クリップボードを抱いてこちらを睨むベルベットの頭上、スカイブルーを基調として同系色のドットを散らした低視認迷彩。その機首の側面にある、パイロット名の表示を無言で見詰める。
「じゃっ……げる、なうと?」
「――ッ!」
初見の単語を読み上げる、間の抜けた片言とそれに相応しいニコルの顔に、それまで眉ひとつ動かさずにいたアマンダが思わず噴き出した。
「Juggernaut――ジャガーノートと読むんだ」
「何だそれは?」
「勘弁しろよ相棒。知らなかったか? それがオレの正式名称だ」
その言葉の意味するところは、抑止不能の圧倒的な破壊力――ジャグの説明を聞いて、ポカンとしていたニコルが吹き出した。
「水筒だからジャグなのかと思ったが、そんな御大層な名前だったとはな」
「ちょっと、馬鹿にしてませんか!?」
「馬鹿にはしてない。だが『圧倒的破壊力』とは大きく出たと思ってな」
「大袈裟かどうかは、じきにわかるさ」
そこで、唐突にサイレンが鳴った。
「当基地に接近する敵機を確認。機数は五、長距離タイプの偵察型UAVと思われる」
その場の全員が、命令を求めて司令官を見た。
「新型機の肩慣らしには丁度いい。そうだろ?」
「相手としては不足だが、贅沢は言わねえよ」
ニコルの軽口にジャグが乗ると、一人と一機に向かってエグゼールが軽く頷く。
「良かろう。バンクロイドおよびジャグは直ちに発進。敵の偵察を阻止しろ」
格納庫から伸びたチューブが機体に接続される。コンプレッサーが始動すると、新たなジャグの機体“ハリケーンアイズ”のエンジンが唸りを上げる。
「まわせー!」
ニコルの合図を受けて、彼の新たな愛機となったストームチェイサーに火が入る。

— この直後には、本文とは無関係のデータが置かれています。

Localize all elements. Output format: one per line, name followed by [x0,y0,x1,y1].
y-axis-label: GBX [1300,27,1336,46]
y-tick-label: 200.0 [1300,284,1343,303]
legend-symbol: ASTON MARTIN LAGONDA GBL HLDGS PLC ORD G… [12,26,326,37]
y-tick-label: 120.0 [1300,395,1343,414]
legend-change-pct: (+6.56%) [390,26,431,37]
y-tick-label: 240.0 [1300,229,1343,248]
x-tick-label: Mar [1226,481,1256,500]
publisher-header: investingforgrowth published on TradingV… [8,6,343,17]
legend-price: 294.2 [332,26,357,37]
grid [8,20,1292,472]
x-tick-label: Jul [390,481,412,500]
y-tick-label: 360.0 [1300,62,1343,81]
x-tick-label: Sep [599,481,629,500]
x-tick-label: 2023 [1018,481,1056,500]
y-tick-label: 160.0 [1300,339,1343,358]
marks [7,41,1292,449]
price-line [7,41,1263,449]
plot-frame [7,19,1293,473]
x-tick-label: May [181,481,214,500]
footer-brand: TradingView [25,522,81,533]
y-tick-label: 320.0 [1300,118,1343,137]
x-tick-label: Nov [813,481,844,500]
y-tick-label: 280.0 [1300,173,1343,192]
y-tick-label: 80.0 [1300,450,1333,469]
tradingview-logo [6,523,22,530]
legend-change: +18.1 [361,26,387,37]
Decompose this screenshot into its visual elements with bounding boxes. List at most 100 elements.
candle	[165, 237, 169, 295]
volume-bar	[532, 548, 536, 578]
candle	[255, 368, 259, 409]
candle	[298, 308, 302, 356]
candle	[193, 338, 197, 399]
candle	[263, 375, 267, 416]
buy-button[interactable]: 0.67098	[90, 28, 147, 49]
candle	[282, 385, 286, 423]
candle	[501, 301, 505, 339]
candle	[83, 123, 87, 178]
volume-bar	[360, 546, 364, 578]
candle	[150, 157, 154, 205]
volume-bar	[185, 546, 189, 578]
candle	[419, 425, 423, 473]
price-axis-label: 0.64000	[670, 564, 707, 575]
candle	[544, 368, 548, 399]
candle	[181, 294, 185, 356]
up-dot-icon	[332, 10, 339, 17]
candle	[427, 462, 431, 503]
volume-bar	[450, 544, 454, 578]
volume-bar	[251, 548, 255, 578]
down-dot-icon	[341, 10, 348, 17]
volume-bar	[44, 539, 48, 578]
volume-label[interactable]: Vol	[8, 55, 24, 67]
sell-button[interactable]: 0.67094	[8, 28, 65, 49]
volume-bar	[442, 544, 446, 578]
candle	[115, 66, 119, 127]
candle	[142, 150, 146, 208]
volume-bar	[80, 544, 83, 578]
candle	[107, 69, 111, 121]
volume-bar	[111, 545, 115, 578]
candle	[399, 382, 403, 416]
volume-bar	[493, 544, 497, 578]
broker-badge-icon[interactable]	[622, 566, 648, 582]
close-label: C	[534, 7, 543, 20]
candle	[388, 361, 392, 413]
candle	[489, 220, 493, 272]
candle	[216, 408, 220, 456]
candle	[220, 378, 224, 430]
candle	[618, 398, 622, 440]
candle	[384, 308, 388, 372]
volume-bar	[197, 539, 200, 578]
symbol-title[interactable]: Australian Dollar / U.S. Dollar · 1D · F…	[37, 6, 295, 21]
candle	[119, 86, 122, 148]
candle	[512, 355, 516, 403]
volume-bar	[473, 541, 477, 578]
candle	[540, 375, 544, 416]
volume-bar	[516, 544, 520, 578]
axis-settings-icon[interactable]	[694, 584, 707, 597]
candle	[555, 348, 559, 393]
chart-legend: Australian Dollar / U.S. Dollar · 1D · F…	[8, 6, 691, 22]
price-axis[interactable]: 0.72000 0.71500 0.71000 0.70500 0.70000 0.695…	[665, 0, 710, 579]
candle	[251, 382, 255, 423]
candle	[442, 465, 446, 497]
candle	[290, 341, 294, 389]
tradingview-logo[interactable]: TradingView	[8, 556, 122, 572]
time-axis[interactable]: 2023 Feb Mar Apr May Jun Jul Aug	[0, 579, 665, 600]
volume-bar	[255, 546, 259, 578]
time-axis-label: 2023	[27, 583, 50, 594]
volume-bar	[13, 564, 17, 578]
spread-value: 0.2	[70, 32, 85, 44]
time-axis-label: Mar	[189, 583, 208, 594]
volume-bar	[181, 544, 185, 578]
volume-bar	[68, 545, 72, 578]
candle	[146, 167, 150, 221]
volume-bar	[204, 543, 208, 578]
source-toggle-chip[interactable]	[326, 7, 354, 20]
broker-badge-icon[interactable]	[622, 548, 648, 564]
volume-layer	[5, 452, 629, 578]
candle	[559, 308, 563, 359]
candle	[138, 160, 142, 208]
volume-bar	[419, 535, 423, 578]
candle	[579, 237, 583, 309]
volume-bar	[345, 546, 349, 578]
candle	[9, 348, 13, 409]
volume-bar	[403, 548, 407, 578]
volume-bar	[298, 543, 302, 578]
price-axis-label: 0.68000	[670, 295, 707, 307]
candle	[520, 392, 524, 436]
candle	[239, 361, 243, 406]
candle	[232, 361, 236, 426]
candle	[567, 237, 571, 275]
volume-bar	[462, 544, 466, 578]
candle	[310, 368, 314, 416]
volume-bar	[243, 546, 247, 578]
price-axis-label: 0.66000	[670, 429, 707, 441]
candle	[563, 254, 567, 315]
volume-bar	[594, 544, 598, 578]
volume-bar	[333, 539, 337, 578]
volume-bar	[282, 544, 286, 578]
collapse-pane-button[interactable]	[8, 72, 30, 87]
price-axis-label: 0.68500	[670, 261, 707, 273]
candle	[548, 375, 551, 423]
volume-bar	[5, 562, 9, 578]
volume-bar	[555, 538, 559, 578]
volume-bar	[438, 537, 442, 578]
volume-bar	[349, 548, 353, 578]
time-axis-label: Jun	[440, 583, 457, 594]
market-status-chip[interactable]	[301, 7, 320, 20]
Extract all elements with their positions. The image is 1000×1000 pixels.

機銃に繋がれたベルトが猛烈な勢いで弾丸の列を送り込み、装着されたミサイルの安全タグが外される。
装具を身に付けたニコルが微かにオゾン臭のするコックピットに乗り込む頃には、僚機は一足先に誘導路を進んでいた。
《せっかちだな。慣らしで新しいオモチャを壊すなよ》
《流石だね。自分からミサイルに突っ込むお方の言葉は重みが違う》
《空戦よりも皮肉の方が達者だな》
《お陰さまで》
管制塔からの離陸許可を受けるや否や、ニコルとジャグが走り始める。
シートに身体が押し付けられる。脚が地面を離れる速さがバラクーダとは段違いに早い。浮いた直後に操縦桿を横に倒せば、くるりと横にロールする反応の小気味良さに、ニコルは「いいね」と呟いた。

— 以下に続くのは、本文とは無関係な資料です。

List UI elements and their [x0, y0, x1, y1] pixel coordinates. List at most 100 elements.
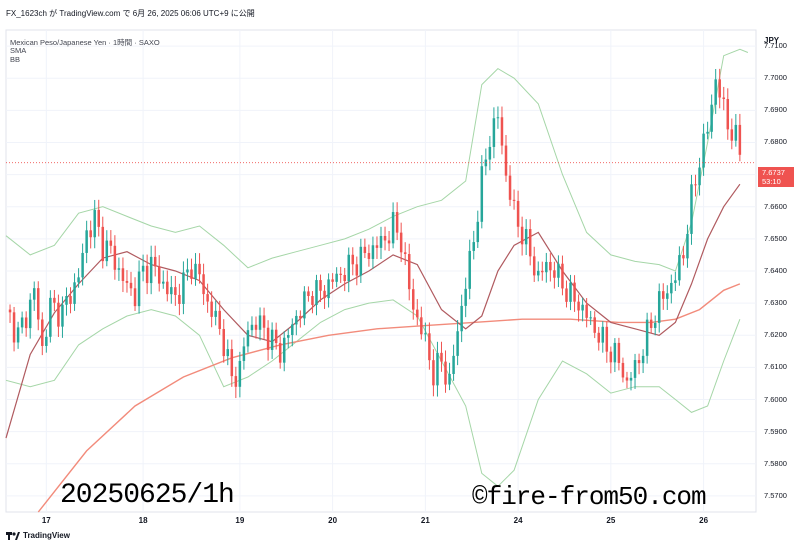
candle-body	[222, 328, 225, 357]
candle-body	[480, 166, 484, 222]
candle-body	[319, 280, 322, 291]
candle-body	[339, 273, 342, 275]
candle-body	[230, 349, 234, 377]
tradingview-logo[interactable]: TradingView	[6, 531, 70, 540]
candle-body	[395, 212, 399, 233]
candle-body	[520, 226, 524, 245]
time-tick-label: 19	[235, 516, 245, 525]
candle-body	[714, 79, 717, 105]
currency-label[interactable]: JPY	[764, 36, 780, 45]
candle-body	[545, 261, 548, 273]
time-tick-label: 20	[328, 516, 338, 525]
candle-body	[343, 274, 346, 282]
candle-body	[734, 124, 738, 141]
last-price-value: 7.6737	[762, 168, 785, 177]
candle-body	[561, 263, 564, 289]
candle-body	[351, 254, 355, 265]
candle-body	[137, 271, 141, 307]
price-tick-label: 7.6500	[764, 233, 787, 243]
candle-body	[416, 309, 419, 318]
price-tick-label: 7.6400	[764, 266, 787, 275]
candle-body	[28, 299, 32, 329]
price-tick-label: 7.6900	[764, 105, 787, 115]
time-tick-label: 17	[41, 516, 51, 525]
candle-body	[730, 129, 734, 141]
candle-body	[609, 351, 613, 363]
price-tick-label: 7.6100	[764, 362, 787, 372]
candle-body	[65, 296, 68, 305]
candle-body	[246, 330, 250, 347]
candle-body	[379, 235, 383, 248]
indicator-bb-label[interactable]: BB	[10, 55, 21, 64]
candle-body	[484, 159, 488, 167]
candle-body	[633, 360, 637, 378]
candle-body	[202, 274, 205, 295]
candle-body	[698, 167, 701, 186]
candle-body	[210, 301, 213, 317]
candle-body	[85, 230, 88, 253]
candle-body	[500, 117, 504, 146]
publish-info: FX_1623ch が TradingView.com で 6月 26, 202…	[6, 9, 255, 18]
candle-body	[73, 282, 76, 304]
last-price-tag: 7.6737 53:10	[758, 167, 794, 187]
candle-body	[549, 261, 552, 271]
price-tick-label: 7.6600	[764, 201, 787, 211]
candle-body	[452, 355, 455, 374]
candle-body	[605, 326, 609, 352]
candle-body	[424, 333, 427, 335]
candle-body	[303, 291, 306, 319]
candle-body	[367, 253, 371, 259]
candle-body	[198, 263, 201, 275]
candle-body	[93, 209, 96, 238]
bar-countdown: 53:10	[762, 177, 781, 186]
candle-body	[287, 335, 290, 338]
candle-body	[57, 302, 60, 327]
candle-body	[270, 329, 274, 350]
candle-body	[174, 287, 177, 295]
candle-body	[524, 229, 528, 245]
candle-body	[678, 255, 681, 281]
candle-body	[432, 360, 435, 386]
candle-body	[391, 212, 395, 244]
candle-body	[153, 256, 157, 267]
candle-body	[77, 277, 80, 283]
time-tick-label: 26	[699, 516, 709, 525]
tradingview-logo-text: TradingView	[23, 531, 70, 540]
indicator-sma-label[interactable]: SMA	[10, 46, 27, 55]
candle-body	[16, 327, 20, 343]
candle-body	[335, 273, 338, 282]
candle-body	[291, 324, 294, 336]
candle-body	[194, 263, 197, 279]
candle-body	[597, 332, 600, 343]
time-tick-label: 25	[606, 516, 616, 525]
candle-body	[694, 184, 697, 186]
candle-body	[528, 229, 532, 257]
candle-body	[311, 296, 314, 305]
candle-body	[323, 290, 326, 299]
candle-body	[262, 315, 266, 328]
candle-body	[371, 245, 375, 259]
candle-body	[492, 118, 496, 147]
candle-body	[589, 317, 592, 319]
candle-body	[710, 104, 713, 132]
candle-body	[266, 327, 270, 350]
candle-body	[440, 352, 443, 362]
candle-body	[645, 319, 649, 356]
candle-body	[649, 319, 653, 328]
candle-body	[133, 288, 137, 307]
watermark-date: 20250625/1h	[60, 480, 235, 511]
candle-body	[653, 322, 657, 328]
candle-body	[170, 287, 173, 295]
candle-body	[81, 252, 84, 278]
candle-body	[472, 242, 475, 251]
candle-body	[129, 282, 133, 289]
candle-body	[581, 304, 584, 311]
candle-body	[331, 279, 334, 282]
candle-body	[97, 209, 100, 227]
price-tick-label: 7.5700	[764, 490, 787, 500]
candle-body	[557, 263, 560, 278]
candle-body	[355, 264, 359, 276]
candle-body	[105, 240, 109, 262]
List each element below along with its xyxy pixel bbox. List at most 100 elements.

「さあ、我々も準備に取り掛かるとしよう。敵は間もなくやってくるぞ」
喜び勇んで飛び立っていく二機を見送ると、エグゼールが号令を発した。
「全部隊は直ちに所定の行動準備にかかれ」
全員の敬礼にエグゼールが答礼すると、パイロットは格納庫へ走り、駐機場に鎮座するスカイ・ギャンビットは離陸の準備に取り掛かった。
明日は長い一日になる。傾き始めた太陽を見る兵士たちが一様に感じた予感は、外れる事は無さそうだった。